Effects of basal insulin on lipid profile compared to other classes of anti-hyperglycaemic agents in type 2 diabetic patients: a systemic review and meta-analysis of randomized controlled trials

Objective. Lipid profile represents an important driver of cardiovascular risk in type 2 diabetes. The effect of chronic insulin therapy on cholesterol levels is unclear. We aim to evaluate the effect of basal insulin on lipid profile compared to other classes of anti-hyperglycaemic agents in type 2 diabetic patients.

Research Design and Methods. We reviewed the literature for randomized controlled trials reporting changes of lipid parameters in type 2 diabetic patients randomized to basal insulin or other classes of anti-hyperglycaemic agents.

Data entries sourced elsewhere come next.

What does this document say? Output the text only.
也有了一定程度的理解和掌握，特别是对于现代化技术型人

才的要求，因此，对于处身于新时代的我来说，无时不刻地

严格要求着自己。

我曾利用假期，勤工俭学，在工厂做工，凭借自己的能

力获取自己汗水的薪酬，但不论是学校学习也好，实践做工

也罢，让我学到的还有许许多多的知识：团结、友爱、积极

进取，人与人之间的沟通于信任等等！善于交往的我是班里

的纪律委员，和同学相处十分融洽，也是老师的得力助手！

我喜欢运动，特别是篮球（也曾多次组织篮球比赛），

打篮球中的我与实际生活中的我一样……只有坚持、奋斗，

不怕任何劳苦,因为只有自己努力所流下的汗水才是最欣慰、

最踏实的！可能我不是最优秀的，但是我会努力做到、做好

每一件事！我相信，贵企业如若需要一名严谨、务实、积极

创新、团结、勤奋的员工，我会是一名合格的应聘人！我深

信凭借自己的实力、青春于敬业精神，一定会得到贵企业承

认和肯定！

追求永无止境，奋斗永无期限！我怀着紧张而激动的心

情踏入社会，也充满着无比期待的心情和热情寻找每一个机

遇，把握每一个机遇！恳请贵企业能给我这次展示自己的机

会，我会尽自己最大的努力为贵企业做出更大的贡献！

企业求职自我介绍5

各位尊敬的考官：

Results. Twenty-three studies were retrieved, reporting data on 14,133 type 2 diabetic patients. Basal insulin was glargine in the 78% of studies. The comparators were glucagon-like peptide-1 receptor agonists (GLP-1RA) in twelve studies, thiazolidinediones in five studies, dipeptidyl peptidase-4 inhibitors (DPP4-I) in three studies, and standard therapy (sulfonylurea ± metformin) in three studies. Heterogeneity was overall moderate and no publication bias was detected. The levels of total (TC) and LDL cholesterol (LDL-C) appeared to be significantly reduced by therapies with GLP-1 RAs in comparison to basal insulin, whereas no difference was detected between basal insulin and DPP-4 inhibitors or standard therapy. Thiazolidinediones produced a significant improvement in HDL cholesterol (HDL-C) but were associated with an increase in TC and LDL-C. Basal insulin was superior to standard therapy in triglyceride reduction.

Conclusion. GLP-1RA and thiazolidinediones were superior to basal insulin in the control of LDL-C and HDL-C, respectively. Combination of these two agents might be potentially helpful for the treatment of diabetic dyslipidemia, in addition to traditional lipid lowering therapies.